Sam Hill from the Optimisation Desk said: “This is on the back of oil prices which have pushed up back above $49/bbl (£33.8/bbl).”
On the gas system, the linepack is forecast 1.5mcm short.
Langeled flows from Norway are at more than 30mcm and exports through the UK Interconnector are at 33mcm.
South Hook LNG send-out is at 37mcm.
Mr Hill added: “Temperatures for the UK are forecast to steadily increase above seasonal normal levels as we head into June. As you may know during the winter months last year and into this year we experienced the effects of the global weather phenomenon El Nino, which saw the warmest December on record.

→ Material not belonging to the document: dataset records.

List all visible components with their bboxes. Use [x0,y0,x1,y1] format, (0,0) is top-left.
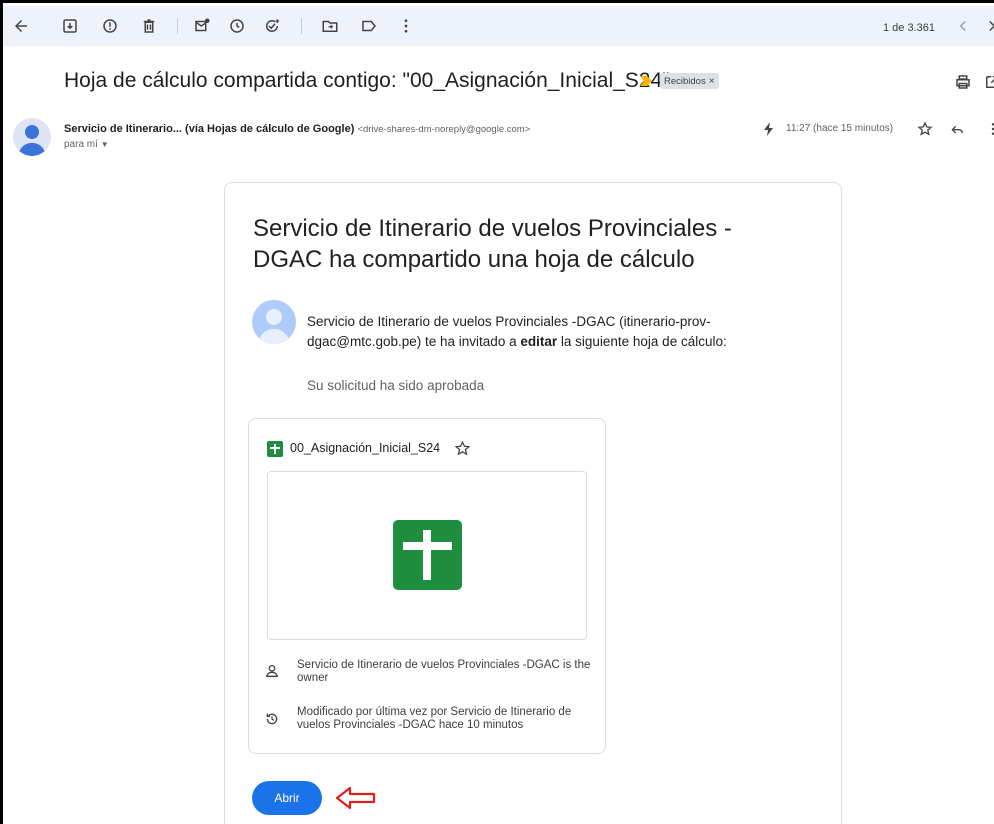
label-icon[interactable] [359,16,379,36]
invite-permission: editar [520,334,558,349]
owner-text: Servicio de Itinerario de vuelos Provinc… [297,659,591,684]
sender-line: Servicio de Itinerario... (vía Hojas de … [64,123,530,135]
important-marker-icon[interactable] [640,76,652,86]
email-subject: Hoja de cálculo compartida contigo: "00_… [64,69,670,92]
star-icon[interactable] [917,121,933,137]
chevron-down-icon[interactable]: ▼ [101,140,109,149]
snooze-icon[interactable] [227,16,247,36]
add-to-tasks-icon[interactable] [262,16,282,36]
back-arrow-icon[interactable] [11,16,31,36]
open-button[interactable]: Abrir [252,781,322,815]
sender-email: <drive-shares-dm-noreply@google.com> [357,124,531,135]
toolbar-separator [177,18,178,34]
archive-icon[interactable] [60,16,80,36]
message-toolbar: 1 de 3.361 [3,6,994,46]
print-icon[interactable] [954,73,972,91]
recipient-label: para mí [64,139,98,150]
file-star-icon[interactable] [454,440,471,457]
inbox-label-text: Recibidos [664,75,706,87]
annotation-arrow-icon [335,786,376,810]
share-title: Servicio de Itinerario de vuelos Provinc… [253,215,732,273]
delete-icon[interactable] [139,16,159,36]
mark-unread-icon[interactable] [192,16,212,36]
pagination-count: 1 de 3.361 [883,22,935,34]
sender-name[interactable]: Servicio de Itinerario... (vía Hojas de … [64,123,354,135]
remove-label-icon[interactable]: × [709,76,715,87]
sheets-preview-icon [393,520,462,590]
message-more-icon[interactable] [985,121,994,137]
more-vertical-icon[interactable] [396,16,416,36]
sheets-file-icon [267,441,283,457]
invite-message: Servicio de Itinerario de vuelos Provinc… [307,312,767,352]
history-icon [266,713,278,725]
newer-chevron-icon[interactable] [953,16,973,36]
reply-icon[interactable] [949,121,965,137]
report-spam-icon[interactable] [100,16,120,36]
received-time: 11:27 (hace 15 minutos) [786,123,894,134]
owner-person-icon [265,665,279,677]
move-to-icon[interactable] [320,16,340,36]
recipient-details[interactable]: para mí ▼ [64,139,109,150]
open-new-window-icon[interactable] [983,73,994,91]
last-modified-text: Modificado por última vez por Servicio d… [297,706,572,731]
lightning-icon [764,122,773,136]
toolbar-separator [301,18,302,34]
gmail-message-view: 1 de 3.361 Hoja de cálculo compartida co… [0,0,994,824]
inbox-label-chip[interactable]: Recibidos × [660,73,719,89]
sender-avatar[interactable] [13,118,51,156]
invite-suffix: la siguiente hoja de cálculo: [557,334,727,349]
older-chevron-icon[interactable] [982,16,994,36]
request-approved-text: Su solicitud ha sido aprobada [307,378,485,393]
file-name[interactable]: 00_Asignación_Inicial_S24 [290,441,440,455]
sharer-avatar [252,300,296,344]
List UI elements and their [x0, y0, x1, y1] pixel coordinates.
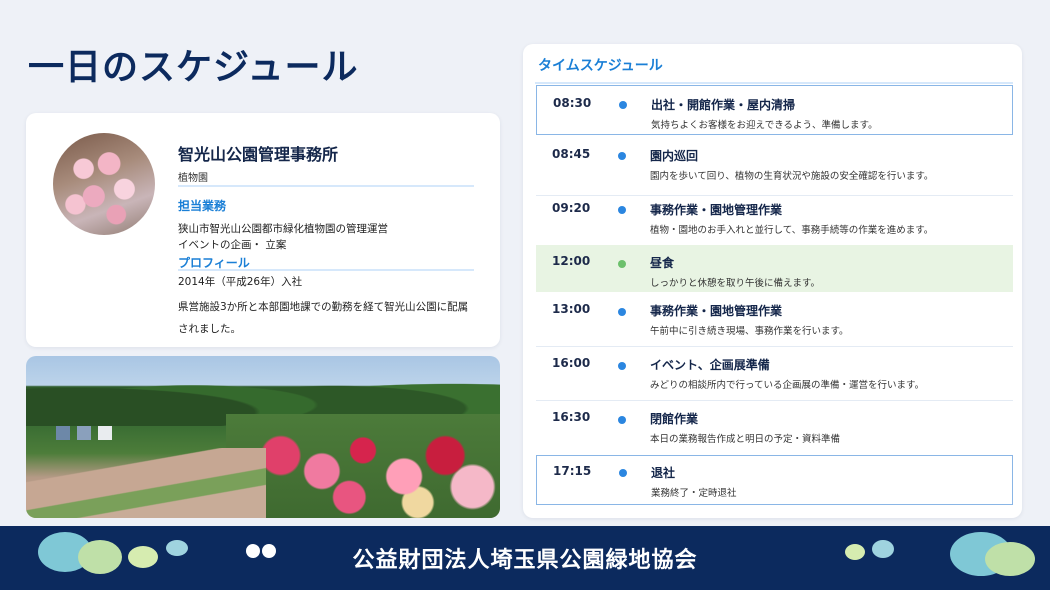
timeline-dot-icon: [618, 362, 626, 370]
footer-org-name: 公益財団法人埼玉県公園緑地協会: [352, 548, 698, 573]
timeline-dot-icon: [618, 152, 626, 160]
schedule-desc: しっかりと休憩を取り午後に備えます。: [650, 278, 821, 289]
schedule-title: 閉館作業: [650, 412, 699, 426]
joined-text: 2014年（平成26年）入社: [178, 276, 303, 288]
schedule-time: 16:00: [552, 356, 591, 370]
schedule-row: 08:45 園内巡回 園内を歩いて回り、植物の生育状況や施設の安全確認を行います…: [536, 139, 1013, 191]
photo-flowers: [226, 414, 500, 518]
schedule-desc: 園内を歩いて回り、植物の生育状況や施設の安全確認を行います。: [650, 171, 934, 182]
schedule-time: 17:15: [553, 464, 592, 478]
schedule-title: イベント、企画展準備: [650, 358, 770, 372]
footer-banner: 公益財団法人埼玉県公園緑地協会: [0, 526, 1050, 590]
schedule-time: 09:20: [552, 201, 591, 215]
timeline-dot-icon: [618, 260, 626, 268]
schedule-row: 16:00 イベント、企画展準備 みどりの相談所内で行っている企画展の準備・運営…: [536, 347, 1013, 399]
timeline-dot-icon: [619, 101, 627, 109]
bio-text: 県営施設3か所と本部園地課での勤務を経て智光山公園に配属されました。: [178, 301, 469, 335]
schedule-time: 08:45: [552, 147, 591, 161]
schedule-desc: 植物・園地のお手入れと並行して、事務手続等の作業を進めます。: [650, 225, 934, 236]
schedule-title: 事務作業・園地管理作業: [650, 304, 783, 318]
schedule-desc: みどりの相談所内で行っている企画展の準備・運営を行います。: [650, 380, 925, 391]
schedule-desc: 気持ちよくお客様をお迎えできるよう、準備します。: [651, 120, 878, 131]
schedule-desc: 業務終了・定時退社: [651, 488, 737, 499]
divider: [535, 82, 1013, 84]
schedule-time: 13:00: [552, 302, 591, 316]
schedule-row: 17:15 退社 業務終了・定時退社: [536, 455, 1013, 505]
schedule-time: 16:30: [552, 410, 591, 424]
profile-card: 智光山公園管理事務所 植物園 担当業務 狭山市智光山公園都市緑化植物園の管理運営…: [26, 113, 500, 347]
duty-item: イベントの企画・ 立案: [178, 239, 287, 251]
divider: [178, 269, 474, 271]
schedule-heading: タイムスケジュール: [538, 58, 663, 74]
duties-heading: 担当業務: [178, 199, 227, 213]
timeline-dot-icon: [618, 308, 626, 316]
schedule-title: 園内巡回: [650, 149, 699, 163]
divider: [178, 185, 474, 187]
schedule-desc: 午前中に引き続き現場、事務作業を行います。: [650, 326, 849, 337]
timeline-dot-icon: [619, 469, 627, 477]
org-subtitle: 植物園: [178, 173, 208, 184]
schedule-row: 09:20 事務作業・園地管理作業 植物・園地のお手入れと並行して、事務手続等の…: [536, 196, 1013, 246]
avatar: [53, 133, 155, 235]
schedule-row-lunch: 12:00 昼食 しっかりと休憩を取り午後に備えます。: [536, 245, 1013, 292]
schedule-title: 退社: [651, 466, 676, 480]
schedule-title: 出社・開館作業・屋内清掃: [651, 98, 796, 112]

“What often follows this is the La Nina weather pattern. This brings with it cooler temperatures and curtailed wind speeds. The Met Office believe this may be a possibility for this winter. If this is the case electricity prices may rise as demand increases and wind generation reduces tightening margins.”
On the power system, the peak margin is under 11GW due to a fall of imports through the French interconnector which is at half of its capacity.
The Dutch one continues importing at full capacity.
Wind is generating below 2GW and gas-fired power generation is at 18GW providing 52% of the energy mix.
Brent oil is trading at 49.2/bbl (£33.9/bbl).
Mr Hill went on: “This is being driven by expectations that US crude stockpiles will fall when inventory data is announced later today. Any sign of reduced production in a climate with security of supply issues will see prices push up, although the size of the supply glut will have its part in taking prices in the opposite direction.”
The pound is valued at €1.31, its highest level since January.